3. Die geistige Unsicherheit hat indessen in den Staaten stark zugenommen. Dazu haben der Krieg in Vietnam, die Rassenunruhen der vergangenen Sommer und die verschiedenen Umschichtungen im religiösen und weltanschaulichen Bereich beigetragen.
[Die Veränderung im öffentlichen Verhalten wurde vielfach durch die counterculture der 60er-Jahre hervorgerufen. Es war im wesentlichen eine Protestbewegung von Jugendlichen, die sich gegen die hergebrachten sittlichen Normen auflehnten und einen liberal enthemmten Lebensstil annahmen.]
4. Die Rassenunruhen haben durchaus nicht ein Chaos oder eine Bürgerkriegsstimmung hinterlassen, aber die Trennung zwischen Weiss und Schwarz hat sich dagegen verschärft. Die colored sections of town, wo eingeschlagene Auslagenfenster, geschlossene Geschäfte und abgebrannte Häuser von den letzten Unruhen zeugen, werden mehr gemieden als früher. Eine tiefgreifende Umschichtung scheint sich innerhalb der farbigen Bevölkerung selbst abzuzeichnen.

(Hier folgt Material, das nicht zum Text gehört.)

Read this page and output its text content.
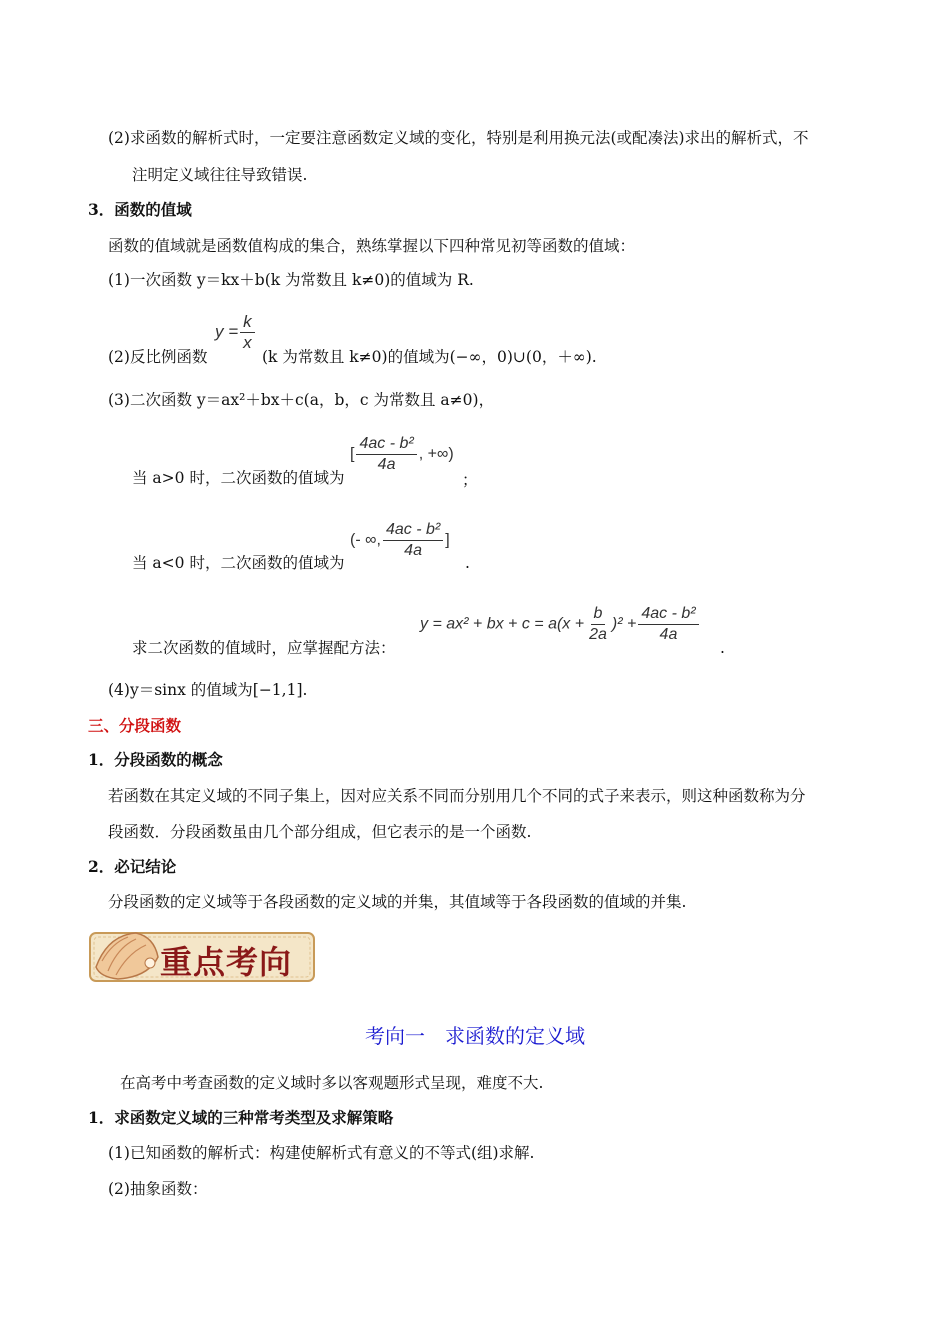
(2)求函数的解析式时，一定要注意函数定义域的变化，特别是利用换元法(或配凑法)求出的解析式，不
注明定义域往往导致错误.
3．函数的值域
函数的值域就是函数值构成的集合，熟练掌握以下四种常见初等函数的值域：
(1)一次函数 y＝kx＋b(k 为常数且 k≠0)的值域为 R.
(2)反比例函数
$y = \frac{k}{x}$
(k 为常数且 k≠0)的值域为(−∞，0)∪(0，＋∞).
(3)二次函数 y＝ax²＋bx＋c(a，b，c 为常数且 a≠0)，
当 a>0 时，二次函数的值域为
[ $\frac{\text{4ac - b²}}{4a}$ , +∞)
；
当 a<0 时，二次函数的值域为
(- ∞, $\frac{\text{4ac - b²}}{4a}$ ]
.
求二次函数的值域时，应掌握配方法：
y = ax² + bx + $c = a(x + \frac{b}{2a} )^2 + \frac{\text{4ac - b²}}{4a}$
.
(4)y＝sinx 的值域为[−1,1].
三、分段函数
1．分段函数的概念
若函数在其定义域的不同子集上，因对应关系不同而分别用几个不同的式子来表示，则这种函数称为分
段函数．分段函数虽由几个部分组成，但它表示的是一个函数.
2．必记结论
分段函数的定义域等于各段函数的定义域的并集，其值域等于各段函数的值域的并集.
重点考向
考向一　求函数的定义域
在高考中考查函数的定义域时多以客观题形式呈现，难度不大.
1．求函数定义域的三种常考类型及求解策略
(1)已知函数的解析式：构建使解析式有意义的不等式(组)求解.
(2)抽象函数：
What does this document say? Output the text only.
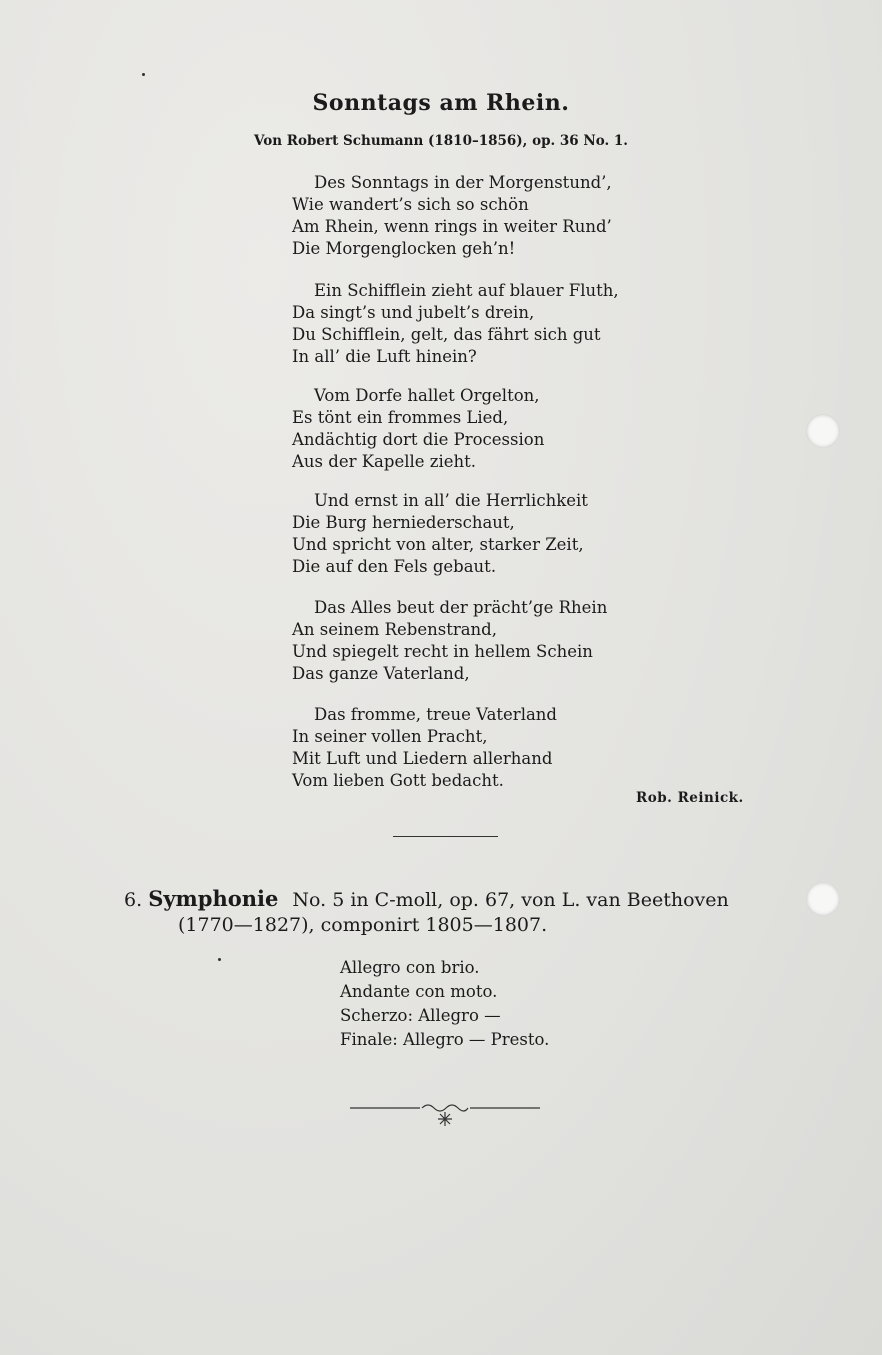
Sonntags am Rhein.
Von Robert Schumann (1810–1856), op. 36 No. 1.
Des Sonntags in der Morgenstund’,
Wie wandert’s sich so schön
Am Rhein, wenn rings in weiter Rund’
Die Morgenglocken geh’n!
Ein Schifflein zieht auf blauer Fluth,
Da singt’s und jubelt’s drein,
Du Schifflein, gelt, das fährt sich gut
In all’ die Luft hinein?
Vom Dorfe hallet Orgelton,
Es tönt ein frommes Lied,
Andächtig dort die Procession
Aus der Kapelle zieht.
Und ernst in all’ die Herrlichkeit
Die Burg herniederschaut,
Und spricht von alter, starker Zeit,
Die auf den Fels gebaut.
Das Alles beut der prächt’ge Rhein
An seinem Rebenstrand,
Und spiegelt recht in hellem Schein
Das ganze Vaterland,
Das fromme, treue Vaterland
In seiner vollen Pracht,
Mit Luft und Liedern allerhand
Vom lieben Gott bedacht.
Rob. Reinick.
6. Symphonie No. 5 in C-moll, op. 67, von L. van Beethoven
(1770—1827), componirt 1805—1807.
Allegro con brio.
Andante con moto.
Scherzo: Allegro —
Finale: Allegro — Presto.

5. Der normale Ablauf des amerikanischen Lebens ist weder durch den Vietnamkrieg noch durch die Rassenunruhen aus seinem Gleichgewicht gebracht worden. Die weissen Wohngebiete in den suburbs erfreuen sich ihrer gewohnten Ruhe und Ordnung, während die Innenstädte immer mehr verfallen.
South Bend, 17. September 1967
Das neue Gefühl der Sicherheit
In Amerika lebt man einfach sorgloser als in Europa. Wer von Europa hierherkommt, muss sich erst von inneren Hemmungen freimachen. Man muss sich zuerst an die zwangslose Art des gesellschaftlichen Verkehrs gewöhnen. Die jedem einzelnen zustehenden Freiheiten im öffentlichen Leben erschliessen sich zunächst erst zaghaft und nicht ohne Unglaubwürdigkeit. Allmählich lösen sich Zwangsvorstellungen und die Angst davor, nicht das richtige Wort zu sagen. Die einmal gewonnene Entlastung von den mitgebrachten europäischen Ängsten und Sorgen wirken dann umso befreiender. Das Gefühl einer neu gewonnenen Sicherheit möchte man nicht mehr vermissen.